Mbooni sub-county police commander Julius Rotich told the Kenya Broadcasting Corporation The object was still hot When officers arrived Monday, and residents were kept away from the area until it cooled.
Space debris and space junk are a A growing problemand last year the European Space Agency estimated that there were. More than 13,000 tons of material in low Earth orbit – About a third of this has been identified as space junk.
The agency estimates that with about 110 new launches each year, as well as at least 10 annual breakups of existing satellites and other objects in space, the amount of space debris continues to grow.
Last year, when a A piece of orbital junk The discovery was made in rural Saskatchewan, the Canadian Space Agency told Global News. Takes the issue of space debris “very seriously”. And it's working to make sure it doesn't pose any “major threats” to Earth.

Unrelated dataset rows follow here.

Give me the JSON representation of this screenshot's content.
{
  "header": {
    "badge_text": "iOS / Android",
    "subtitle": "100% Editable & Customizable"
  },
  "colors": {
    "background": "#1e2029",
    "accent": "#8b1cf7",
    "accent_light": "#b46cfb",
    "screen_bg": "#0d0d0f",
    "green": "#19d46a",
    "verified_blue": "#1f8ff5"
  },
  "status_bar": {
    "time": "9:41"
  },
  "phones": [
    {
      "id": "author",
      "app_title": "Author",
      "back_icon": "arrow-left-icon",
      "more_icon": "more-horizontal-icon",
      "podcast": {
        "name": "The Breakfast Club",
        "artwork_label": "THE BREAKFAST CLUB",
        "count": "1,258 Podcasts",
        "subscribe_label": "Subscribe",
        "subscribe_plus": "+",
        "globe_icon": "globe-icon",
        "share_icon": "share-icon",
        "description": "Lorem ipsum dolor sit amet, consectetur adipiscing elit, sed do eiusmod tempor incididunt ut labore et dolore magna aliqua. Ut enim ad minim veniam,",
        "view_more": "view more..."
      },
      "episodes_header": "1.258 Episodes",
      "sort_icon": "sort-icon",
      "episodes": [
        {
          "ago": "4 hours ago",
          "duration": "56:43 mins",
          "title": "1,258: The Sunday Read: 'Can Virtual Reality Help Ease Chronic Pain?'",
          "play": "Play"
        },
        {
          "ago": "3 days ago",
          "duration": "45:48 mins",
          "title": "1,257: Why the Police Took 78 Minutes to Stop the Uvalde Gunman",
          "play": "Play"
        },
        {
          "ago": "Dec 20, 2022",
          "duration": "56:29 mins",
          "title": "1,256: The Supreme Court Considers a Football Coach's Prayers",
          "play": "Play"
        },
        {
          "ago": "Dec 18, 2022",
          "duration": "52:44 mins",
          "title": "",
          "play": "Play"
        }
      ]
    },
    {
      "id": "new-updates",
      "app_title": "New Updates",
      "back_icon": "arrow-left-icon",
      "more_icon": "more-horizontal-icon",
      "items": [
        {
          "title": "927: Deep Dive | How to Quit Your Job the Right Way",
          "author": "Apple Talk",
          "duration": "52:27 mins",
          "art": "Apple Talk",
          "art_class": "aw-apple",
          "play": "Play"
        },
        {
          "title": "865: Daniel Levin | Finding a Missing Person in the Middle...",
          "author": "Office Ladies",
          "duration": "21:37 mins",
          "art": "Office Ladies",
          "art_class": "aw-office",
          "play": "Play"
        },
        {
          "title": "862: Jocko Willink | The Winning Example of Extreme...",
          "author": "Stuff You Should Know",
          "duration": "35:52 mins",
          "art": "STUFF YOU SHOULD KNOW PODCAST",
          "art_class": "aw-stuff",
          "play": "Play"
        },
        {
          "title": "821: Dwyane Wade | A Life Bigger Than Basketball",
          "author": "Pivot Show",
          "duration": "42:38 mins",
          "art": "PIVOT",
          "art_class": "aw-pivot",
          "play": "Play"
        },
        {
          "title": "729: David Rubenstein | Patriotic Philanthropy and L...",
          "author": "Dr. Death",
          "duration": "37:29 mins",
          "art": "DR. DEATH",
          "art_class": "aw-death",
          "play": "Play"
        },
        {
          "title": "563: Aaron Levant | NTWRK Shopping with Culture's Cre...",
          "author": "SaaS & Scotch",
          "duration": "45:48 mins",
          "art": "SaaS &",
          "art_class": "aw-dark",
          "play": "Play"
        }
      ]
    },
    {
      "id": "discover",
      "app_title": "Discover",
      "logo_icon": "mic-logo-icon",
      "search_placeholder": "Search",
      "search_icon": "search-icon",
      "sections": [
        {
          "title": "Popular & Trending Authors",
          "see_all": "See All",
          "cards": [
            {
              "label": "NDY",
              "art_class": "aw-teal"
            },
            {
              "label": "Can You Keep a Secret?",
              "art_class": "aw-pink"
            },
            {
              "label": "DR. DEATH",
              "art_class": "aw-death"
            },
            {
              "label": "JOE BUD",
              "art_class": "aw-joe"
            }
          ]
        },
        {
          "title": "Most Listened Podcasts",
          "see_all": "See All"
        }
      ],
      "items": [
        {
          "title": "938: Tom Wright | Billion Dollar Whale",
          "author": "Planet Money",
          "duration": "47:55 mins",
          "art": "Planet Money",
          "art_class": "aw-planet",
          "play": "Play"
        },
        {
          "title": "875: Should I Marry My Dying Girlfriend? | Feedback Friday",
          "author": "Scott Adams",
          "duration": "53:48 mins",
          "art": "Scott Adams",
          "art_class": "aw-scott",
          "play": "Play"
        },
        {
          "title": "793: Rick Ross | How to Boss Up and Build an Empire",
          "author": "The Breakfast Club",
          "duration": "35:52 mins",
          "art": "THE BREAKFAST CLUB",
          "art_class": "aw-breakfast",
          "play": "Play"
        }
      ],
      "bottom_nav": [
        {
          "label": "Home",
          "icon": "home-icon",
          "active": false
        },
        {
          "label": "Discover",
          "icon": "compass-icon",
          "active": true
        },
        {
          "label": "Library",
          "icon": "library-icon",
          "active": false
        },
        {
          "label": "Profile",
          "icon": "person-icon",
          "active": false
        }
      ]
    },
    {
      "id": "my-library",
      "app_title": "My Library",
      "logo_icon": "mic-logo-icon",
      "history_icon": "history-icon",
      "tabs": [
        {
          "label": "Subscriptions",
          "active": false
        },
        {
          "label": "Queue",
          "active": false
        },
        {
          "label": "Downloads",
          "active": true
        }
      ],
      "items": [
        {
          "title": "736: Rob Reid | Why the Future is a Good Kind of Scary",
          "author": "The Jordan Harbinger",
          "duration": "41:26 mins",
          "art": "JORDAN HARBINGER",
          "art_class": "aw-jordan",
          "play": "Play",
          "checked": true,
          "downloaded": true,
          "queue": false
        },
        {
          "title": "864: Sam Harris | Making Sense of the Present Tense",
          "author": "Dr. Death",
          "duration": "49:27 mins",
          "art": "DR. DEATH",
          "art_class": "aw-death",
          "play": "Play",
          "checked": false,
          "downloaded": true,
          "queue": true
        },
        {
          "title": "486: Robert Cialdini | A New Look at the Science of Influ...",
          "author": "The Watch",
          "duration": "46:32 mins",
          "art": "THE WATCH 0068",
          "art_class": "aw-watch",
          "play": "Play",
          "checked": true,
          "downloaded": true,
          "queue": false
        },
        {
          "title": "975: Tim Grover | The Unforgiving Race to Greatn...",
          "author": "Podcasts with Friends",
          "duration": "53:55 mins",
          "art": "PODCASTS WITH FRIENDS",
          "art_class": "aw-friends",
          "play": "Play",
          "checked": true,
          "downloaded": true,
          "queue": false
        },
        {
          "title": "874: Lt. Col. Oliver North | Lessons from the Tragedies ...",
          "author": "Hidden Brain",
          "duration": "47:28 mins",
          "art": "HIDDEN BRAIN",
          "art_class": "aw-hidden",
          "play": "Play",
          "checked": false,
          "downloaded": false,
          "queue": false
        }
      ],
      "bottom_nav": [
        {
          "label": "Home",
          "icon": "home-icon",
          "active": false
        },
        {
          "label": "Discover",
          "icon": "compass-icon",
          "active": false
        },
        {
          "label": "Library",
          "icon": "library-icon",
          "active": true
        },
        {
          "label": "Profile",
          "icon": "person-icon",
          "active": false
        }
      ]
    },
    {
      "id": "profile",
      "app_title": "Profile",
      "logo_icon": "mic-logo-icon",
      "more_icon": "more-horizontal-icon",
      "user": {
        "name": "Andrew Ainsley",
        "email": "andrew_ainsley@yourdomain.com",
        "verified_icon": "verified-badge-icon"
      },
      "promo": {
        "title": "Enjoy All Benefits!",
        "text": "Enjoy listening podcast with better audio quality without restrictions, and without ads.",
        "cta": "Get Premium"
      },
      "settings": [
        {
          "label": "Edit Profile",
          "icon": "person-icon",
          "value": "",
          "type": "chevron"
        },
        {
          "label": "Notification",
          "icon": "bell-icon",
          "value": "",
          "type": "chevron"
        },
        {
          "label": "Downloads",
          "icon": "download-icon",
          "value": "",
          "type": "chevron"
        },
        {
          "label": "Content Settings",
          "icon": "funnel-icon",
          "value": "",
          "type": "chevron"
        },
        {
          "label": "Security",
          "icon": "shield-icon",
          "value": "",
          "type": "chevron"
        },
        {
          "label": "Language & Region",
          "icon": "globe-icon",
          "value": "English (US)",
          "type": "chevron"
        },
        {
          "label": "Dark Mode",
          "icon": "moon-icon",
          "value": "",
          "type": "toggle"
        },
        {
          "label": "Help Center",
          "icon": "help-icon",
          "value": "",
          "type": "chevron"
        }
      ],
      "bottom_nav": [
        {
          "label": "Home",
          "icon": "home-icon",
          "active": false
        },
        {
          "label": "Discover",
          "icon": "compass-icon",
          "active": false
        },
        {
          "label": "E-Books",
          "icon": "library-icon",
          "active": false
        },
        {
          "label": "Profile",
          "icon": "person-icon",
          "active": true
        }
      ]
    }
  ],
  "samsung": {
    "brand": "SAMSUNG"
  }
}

Barry Sawchuk found a large piece of suspected space debris, as shown in this handout photo provided by Sawchuk, in his farm field near Ituna, Sask., on February 28, 2024.
Barry Sawchuk / Handout / The Canadian Press
“With the increase in space traffic, space debris is a growing problem, which we are all working with national and international partners to find solutions to manage,” said Stephanie Durand, CSA. Vice President for Space Program Policy, said. time
According to KSA, the debris that fell in Kenya is being investigated under international space law.